Certains chapitres sont originaux, voire audacieux comme celui sur l’invasion de la Chine par le Japon, celui sur la bataille de Singapour ou encore celui sur le débarquement en Afrique du Nord dont l’intérêt est clairement remis en cause.

D’autres sont bien plus usuels (politique d’apaisement avant guerre avec le III. Reich, Stalingrad, Midway).

Quelques uns questionnent sur leur contenu ou tout simplement leur thématique. Inclure Monte-Cassino dans les erreurs stratégiques alliées est plutôt culotté de prime abord. Pourtant, la question est pertinente sur la perception des populations et des États après-guerre quant à la main peu lourde employée par les alliés occidentaux. Un sujet loin d’être anecdotique quand on voit les impacts que peuvent avoir les dégats collatéraux dans des conflits asymétriques ou très fortement médiatisés. Cela dit, mis à part quelques frustrations et récriminations, les alliés échappent globalement à l’opprobre. La comparaison n’est rien à côté du niveau de crimes et atrocités menés par le III. Reich et ses représentants. Si les destructions de Monte-Cassino, du Havre ou de Dresde paraissent des erreurs tant militaires que morales, l’impact reste néanmoins assez mesuré au point de passer finalement dans les pertes et profits de la lutte contre le nazisme.

Certaines rubriques introduisent des concepts particulièrement intéressants. Il en va ainsi de celui sur l’armistice de juin 1940. La question n’est pas tellement de savoir si la bataille de France est perdue (à l’évidence oui) et si la lutte est encore possible, en métropole ou dans les colonies (à l’évidence non). Mais de la forme que doit revenir cet arrêt des combats (capitulation uniquement militaire ou armistice politique). Voilà le débat enfin bien posé !

Le chapitre consacré à la manœuvre Dyle-Breda est également une avancée pour le grand public. Car la finalité de l’opération est loin d’être stupide et ne peut être considérée comme une bévue de l’état-major français. Ce qui cloche, ce n’est cependant pas tant le nombre d’unités engagées qui prive la France d’une réserve mobile, mais bien la vitesse de projection. L’erreur stratégique est de ne pas avoir pensé à récupérer dès les premières heures les points de passage sur la Meuse et le canal Albert à partir du fort d’Eben-Emael en remontant vers l’aval. A l’inverse, les Allemands se donnent les moyens de prendre les points de passage clefs dans les toutes premières minutes de Fall Gelb (voir l’Attaque silencieuse ou Les commandos du Reich, tome 1). La question n’est pas d’être un pont trop loin, mais bien un pont trop court pour tirer tous les avantages opérationnels et stratégiques de la manoeuvre. L’impossibilité de ralentir puis de contrecarrer la percée allemande sur la Meuse inférieure est une autre erreur dont le point commun est le manque de punch et d’innovation face à un adversaire qui fait le plein dans ces deux domaines.
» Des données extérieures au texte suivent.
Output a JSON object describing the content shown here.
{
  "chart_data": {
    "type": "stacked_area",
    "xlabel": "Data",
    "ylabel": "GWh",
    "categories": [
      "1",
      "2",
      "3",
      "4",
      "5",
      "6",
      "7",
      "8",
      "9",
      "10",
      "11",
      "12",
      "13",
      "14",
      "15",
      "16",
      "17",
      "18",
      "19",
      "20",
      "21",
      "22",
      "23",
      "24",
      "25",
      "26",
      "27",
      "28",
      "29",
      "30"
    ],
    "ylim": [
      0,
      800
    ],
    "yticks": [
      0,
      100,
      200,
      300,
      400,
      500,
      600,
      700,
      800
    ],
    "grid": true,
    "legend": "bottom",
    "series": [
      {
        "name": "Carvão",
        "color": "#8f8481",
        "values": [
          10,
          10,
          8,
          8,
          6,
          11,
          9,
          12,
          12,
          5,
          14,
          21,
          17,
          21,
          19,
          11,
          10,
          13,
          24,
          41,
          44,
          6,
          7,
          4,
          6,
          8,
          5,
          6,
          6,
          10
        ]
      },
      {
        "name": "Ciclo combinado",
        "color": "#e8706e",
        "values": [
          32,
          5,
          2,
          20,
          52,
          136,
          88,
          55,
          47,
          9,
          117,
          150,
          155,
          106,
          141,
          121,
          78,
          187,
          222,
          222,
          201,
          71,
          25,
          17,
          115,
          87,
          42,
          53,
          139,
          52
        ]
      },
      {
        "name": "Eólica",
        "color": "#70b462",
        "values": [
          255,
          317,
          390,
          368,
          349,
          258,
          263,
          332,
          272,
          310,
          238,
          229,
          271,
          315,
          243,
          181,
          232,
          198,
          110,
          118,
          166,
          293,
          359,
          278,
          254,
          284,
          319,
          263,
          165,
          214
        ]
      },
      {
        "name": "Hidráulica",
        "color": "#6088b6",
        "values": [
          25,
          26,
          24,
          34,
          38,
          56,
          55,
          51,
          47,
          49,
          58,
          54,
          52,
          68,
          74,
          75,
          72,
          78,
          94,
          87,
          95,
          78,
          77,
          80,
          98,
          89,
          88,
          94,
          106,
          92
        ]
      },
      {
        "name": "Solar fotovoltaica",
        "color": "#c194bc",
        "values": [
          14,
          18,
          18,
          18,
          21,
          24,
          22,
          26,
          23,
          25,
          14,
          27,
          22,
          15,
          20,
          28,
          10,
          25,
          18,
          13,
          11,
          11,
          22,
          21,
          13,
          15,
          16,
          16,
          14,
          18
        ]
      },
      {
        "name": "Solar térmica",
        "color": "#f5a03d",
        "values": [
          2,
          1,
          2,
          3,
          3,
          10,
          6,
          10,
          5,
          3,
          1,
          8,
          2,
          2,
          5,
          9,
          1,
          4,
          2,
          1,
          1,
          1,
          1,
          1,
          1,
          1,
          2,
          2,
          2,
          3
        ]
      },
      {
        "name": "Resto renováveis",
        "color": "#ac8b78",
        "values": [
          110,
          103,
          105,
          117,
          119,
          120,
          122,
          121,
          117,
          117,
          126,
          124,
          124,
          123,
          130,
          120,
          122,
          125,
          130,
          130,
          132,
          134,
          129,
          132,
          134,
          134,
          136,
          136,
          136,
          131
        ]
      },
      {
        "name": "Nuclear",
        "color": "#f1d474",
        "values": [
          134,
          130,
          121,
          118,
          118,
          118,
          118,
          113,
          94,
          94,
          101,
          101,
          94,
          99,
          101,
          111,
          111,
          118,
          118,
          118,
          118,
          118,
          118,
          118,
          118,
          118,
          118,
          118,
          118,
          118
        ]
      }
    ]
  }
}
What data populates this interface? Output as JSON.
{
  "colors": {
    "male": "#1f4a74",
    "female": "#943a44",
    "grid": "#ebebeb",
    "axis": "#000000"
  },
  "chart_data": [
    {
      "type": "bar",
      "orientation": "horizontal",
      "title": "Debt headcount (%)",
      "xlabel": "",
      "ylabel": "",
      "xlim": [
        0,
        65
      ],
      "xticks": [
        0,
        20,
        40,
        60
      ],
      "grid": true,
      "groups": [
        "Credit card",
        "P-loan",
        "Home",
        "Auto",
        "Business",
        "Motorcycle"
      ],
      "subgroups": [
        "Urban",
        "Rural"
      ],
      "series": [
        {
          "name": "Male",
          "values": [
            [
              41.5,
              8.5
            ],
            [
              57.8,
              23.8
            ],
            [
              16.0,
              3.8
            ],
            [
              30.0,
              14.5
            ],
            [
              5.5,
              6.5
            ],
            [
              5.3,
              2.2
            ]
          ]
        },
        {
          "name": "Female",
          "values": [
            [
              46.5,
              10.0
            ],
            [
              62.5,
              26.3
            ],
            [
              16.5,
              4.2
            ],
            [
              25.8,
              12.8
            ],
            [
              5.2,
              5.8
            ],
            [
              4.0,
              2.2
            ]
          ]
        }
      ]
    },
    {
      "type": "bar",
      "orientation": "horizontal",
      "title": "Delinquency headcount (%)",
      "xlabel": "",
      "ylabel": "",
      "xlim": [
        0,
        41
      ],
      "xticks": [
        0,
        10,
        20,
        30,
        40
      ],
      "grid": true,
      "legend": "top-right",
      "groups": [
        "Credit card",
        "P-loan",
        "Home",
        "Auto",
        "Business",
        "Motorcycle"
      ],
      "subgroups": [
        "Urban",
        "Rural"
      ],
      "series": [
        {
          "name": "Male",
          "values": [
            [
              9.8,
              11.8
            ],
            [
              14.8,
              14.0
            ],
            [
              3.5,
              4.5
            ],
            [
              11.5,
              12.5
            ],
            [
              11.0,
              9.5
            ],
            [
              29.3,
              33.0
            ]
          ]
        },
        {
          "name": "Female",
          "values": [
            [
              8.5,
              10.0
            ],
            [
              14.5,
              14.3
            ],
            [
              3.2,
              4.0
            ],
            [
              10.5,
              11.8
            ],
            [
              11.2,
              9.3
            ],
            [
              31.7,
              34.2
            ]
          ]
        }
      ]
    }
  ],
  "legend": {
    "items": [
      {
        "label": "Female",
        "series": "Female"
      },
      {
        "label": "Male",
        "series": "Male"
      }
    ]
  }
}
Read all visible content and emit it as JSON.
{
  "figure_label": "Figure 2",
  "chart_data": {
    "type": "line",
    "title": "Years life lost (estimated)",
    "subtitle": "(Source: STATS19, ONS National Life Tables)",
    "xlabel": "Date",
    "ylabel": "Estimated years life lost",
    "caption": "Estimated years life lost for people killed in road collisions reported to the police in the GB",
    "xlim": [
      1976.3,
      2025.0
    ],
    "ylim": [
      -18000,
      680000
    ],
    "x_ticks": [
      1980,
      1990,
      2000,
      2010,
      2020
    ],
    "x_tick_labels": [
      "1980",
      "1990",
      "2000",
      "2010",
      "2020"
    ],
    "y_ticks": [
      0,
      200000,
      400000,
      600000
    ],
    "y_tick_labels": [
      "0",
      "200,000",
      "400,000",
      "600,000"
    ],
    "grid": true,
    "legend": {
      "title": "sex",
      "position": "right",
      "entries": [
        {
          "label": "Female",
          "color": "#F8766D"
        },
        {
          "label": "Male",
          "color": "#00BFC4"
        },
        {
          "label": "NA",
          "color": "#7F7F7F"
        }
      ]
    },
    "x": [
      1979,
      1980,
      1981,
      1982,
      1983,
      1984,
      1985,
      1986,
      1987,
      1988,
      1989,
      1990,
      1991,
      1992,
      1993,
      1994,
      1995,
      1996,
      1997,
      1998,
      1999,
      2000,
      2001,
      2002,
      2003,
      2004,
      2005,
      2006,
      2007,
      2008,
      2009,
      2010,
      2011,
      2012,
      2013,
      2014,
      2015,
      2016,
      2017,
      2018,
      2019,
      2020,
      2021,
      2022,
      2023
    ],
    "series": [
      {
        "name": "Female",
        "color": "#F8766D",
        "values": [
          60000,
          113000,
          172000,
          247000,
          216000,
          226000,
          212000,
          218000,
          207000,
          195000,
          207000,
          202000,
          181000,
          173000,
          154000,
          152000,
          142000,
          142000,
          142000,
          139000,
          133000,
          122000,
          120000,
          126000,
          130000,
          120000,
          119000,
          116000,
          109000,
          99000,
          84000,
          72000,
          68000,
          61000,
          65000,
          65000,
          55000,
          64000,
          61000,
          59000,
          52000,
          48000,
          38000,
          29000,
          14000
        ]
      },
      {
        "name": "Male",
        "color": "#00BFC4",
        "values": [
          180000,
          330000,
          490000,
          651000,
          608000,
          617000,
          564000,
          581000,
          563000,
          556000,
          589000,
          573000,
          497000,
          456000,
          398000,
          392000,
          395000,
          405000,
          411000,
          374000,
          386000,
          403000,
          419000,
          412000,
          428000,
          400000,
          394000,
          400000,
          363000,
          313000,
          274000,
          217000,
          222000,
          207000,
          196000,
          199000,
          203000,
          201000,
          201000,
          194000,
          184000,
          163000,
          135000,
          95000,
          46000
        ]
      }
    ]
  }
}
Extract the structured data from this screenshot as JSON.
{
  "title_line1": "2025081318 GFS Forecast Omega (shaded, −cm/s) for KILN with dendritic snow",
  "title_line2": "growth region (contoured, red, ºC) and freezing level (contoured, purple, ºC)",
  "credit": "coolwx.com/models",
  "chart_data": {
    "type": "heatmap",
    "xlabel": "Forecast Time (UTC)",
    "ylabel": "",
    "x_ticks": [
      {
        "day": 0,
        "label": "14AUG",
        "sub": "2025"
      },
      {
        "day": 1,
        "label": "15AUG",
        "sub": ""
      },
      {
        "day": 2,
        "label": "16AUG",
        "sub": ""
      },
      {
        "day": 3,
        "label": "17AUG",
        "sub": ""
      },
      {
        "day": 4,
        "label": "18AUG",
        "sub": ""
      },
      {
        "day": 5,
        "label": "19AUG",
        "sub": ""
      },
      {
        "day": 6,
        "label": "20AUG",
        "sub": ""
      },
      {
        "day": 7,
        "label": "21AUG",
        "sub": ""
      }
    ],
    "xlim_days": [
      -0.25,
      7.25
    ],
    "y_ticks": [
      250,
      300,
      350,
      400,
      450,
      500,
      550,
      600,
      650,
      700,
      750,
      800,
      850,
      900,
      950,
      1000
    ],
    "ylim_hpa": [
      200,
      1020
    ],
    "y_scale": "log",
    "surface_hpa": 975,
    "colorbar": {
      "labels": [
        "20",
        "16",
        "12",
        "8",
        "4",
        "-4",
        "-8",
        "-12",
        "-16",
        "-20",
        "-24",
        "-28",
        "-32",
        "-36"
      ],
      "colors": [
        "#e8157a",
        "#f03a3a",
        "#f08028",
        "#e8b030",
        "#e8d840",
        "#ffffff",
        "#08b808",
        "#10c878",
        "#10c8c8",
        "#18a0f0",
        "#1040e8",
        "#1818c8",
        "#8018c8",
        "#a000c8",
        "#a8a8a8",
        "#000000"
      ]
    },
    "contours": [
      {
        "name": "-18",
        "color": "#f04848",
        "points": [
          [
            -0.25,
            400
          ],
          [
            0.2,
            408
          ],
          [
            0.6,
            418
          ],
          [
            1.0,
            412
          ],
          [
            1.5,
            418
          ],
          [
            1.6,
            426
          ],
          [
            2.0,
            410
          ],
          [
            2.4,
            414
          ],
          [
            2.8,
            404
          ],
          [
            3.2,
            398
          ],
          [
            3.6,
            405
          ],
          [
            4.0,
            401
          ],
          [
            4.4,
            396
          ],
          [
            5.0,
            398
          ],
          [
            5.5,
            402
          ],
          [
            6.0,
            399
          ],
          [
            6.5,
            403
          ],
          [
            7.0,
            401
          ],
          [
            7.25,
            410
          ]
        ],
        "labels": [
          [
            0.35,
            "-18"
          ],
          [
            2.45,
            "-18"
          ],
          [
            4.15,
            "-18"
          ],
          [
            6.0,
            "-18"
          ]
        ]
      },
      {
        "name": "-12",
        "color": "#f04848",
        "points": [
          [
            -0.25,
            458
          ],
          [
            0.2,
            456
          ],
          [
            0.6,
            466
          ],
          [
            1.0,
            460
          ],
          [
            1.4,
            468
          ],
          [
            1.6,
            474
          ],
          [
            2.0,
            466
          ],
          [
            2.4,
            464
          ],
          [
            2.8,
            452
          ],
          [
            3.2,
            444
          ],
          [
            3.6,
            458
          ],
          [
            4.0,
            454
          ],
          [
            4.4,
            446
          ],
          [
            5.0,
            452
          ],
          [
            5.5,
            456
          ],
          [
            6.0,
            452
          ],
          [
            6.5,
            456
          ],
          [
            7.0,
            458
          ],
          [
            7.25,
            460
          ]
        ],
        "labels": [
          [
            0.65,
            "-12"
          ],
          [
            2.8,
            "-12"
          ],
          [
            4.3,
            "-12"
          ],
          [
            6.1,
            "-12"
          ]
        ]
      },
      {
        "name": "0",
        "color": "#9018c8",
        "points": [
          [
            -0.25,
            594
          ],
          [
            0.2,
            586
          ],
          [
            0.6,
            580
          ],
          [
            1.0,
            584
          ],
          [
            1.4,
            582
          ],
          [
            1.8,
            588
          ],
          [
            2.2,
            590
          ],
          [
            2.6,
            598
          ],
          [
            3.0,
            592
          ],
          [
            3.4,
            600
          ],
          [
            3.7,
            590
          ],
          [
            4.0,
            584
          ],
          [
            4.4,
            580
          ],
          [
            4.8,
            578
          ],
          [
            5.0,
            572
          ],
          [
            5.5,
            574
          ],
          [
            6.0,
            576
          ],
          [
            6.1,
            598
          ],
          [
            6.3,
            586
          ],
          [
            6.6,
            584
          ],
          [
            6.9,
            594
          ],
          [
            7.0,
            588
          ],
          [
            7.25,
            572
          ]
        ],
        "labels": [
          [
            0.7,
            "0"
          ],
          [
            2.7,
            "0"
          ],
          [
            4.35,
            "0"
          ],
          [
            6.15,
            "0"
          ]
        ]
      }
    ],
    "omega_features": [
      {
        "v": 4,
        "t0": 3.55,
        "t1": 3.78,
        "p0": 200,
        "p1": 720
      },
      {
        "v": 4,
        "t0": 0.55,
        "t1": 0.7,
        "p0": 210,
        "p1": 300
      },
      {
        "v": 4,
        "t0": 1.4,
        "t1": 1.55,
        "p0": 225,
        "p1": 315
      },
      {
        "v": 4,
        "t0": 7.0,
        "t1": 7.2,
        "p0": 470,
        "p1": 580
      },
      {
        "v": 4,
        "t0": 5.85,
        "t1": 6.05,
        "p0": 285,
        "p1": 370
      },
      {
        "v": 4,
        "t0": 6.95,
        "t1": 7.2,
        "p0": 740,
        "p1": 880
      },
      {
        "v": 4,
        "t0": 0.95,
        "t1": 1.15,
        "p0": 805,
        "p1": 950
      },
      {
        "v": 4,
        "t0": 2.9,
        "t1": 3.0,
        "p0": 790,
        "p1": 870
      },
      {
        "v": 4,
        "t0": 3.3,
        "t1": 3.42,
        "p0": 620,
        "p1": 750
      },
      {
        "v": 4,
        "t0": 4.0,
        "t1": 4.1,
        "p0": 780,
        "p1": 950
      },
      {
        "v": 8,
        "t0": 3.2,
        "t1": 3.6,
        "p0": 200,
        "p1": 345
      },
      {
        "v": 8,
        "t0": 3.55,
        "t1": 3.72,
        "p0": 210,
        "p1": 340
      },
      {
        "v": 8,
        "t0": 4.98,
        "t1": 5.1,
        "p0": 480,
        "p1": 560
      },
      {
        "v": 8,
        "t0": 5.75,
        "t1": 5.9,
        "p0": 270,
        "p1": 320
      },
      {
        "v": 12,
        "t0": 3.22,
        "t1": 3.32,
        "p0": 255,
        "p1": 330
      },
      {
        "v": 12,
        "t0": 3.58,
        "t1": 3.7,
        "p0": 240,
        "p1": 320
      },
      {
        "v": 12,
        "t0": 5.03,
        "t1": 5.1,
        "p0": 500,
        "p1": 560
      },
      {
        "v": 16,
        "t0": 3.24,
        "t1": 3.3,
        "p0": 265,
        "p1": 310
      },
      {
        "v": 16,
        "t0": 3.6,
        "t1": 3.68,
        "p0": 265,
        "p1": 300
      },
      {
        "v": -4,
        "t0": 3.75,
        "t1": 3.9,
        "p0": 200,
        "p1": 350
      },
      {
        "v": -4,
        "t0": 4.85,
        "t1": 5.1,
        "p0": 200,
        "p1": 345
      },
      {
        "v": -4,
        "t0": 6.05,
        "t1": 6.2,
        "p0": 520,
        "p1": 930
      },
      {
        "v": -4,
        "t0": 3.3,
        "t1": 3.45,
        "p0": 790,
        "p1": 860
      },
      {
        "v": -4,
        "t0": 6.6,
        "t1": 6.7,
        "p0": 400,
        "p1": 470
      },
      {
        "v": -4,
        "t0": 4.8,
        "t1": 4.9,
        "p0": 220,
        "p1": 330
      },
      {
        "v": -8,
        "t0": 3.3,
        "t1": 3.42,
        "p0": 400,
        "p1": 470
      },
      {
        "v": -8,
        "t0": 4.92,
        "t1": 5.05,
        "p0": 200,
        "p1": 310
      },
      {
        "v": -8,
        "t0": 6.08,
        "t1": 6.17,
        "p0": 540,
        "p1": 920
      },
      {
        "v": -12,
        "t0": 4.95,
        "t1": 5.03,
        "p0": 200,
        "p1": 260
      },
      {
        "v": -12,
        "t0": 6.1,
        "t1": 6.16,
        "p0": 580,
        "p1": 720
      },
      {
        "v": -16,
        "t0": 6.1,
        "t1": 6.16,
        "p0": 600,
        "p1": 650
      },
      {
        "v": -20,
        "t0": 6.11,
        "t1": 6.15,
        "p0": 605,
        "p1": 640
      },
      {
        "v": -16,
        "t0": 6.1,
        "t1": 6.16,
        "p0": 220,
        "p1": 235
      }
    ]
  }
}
Autre chapitre excitant, celui sur le Haltbefehl devant Dunkerque. La capture ou l’évacuation du BEF n’a pas beaucoup d’impact dès lors que l’invasion de la Grande-Bretagne n’entre pas réellement dans les plans nazis. Par contre, la menace de vouloir contre-attaquer pour couper le corridor est plus sérieuse. L’exemple de Montcornet est un lieu malheureusement trop commun et ne peut être considéré comme une menace réelle (voir GBM134). Les tentatives autour de Cambrai, d’Arras combinées aux tentatives à partir de la Somme sont plus élaborées et potentiellement plus dangereuses. Las, elles accouchent finalement d’une souris du fait de l’impossibilité de pouvoir les monter correctement. Mais la vision de von Rundstedt (voir Le maréchal oublié) n’est donc pas dénuée de tout fondement. Le temps laissé aux troupes blindées et motorisées permet de mettre à mort ensuite rapidement la France avec Fall Rot. Leur utilisation à Dunkerque n’aurait nullement accéléré le processus de désagrégement de l’armée française.

Utile, le chapitre sur l’insurrection de Varsovie en 1944 rappelle que l’Armée Rouge n’est pas en mesure de secourir militairement les insurgés du fait de la contre-attaque de Walter MODEL (voir Août 1944, la 2e Armée blindée soviétique devant Varsovie, in 39/45 Magazine n°362) et que les Polonais sont défaits. Reste néanmoins, l’obstination intéressée de STALINE de ne pas autoriser l’aide aérienne anglo-américaine ou bien tardivement…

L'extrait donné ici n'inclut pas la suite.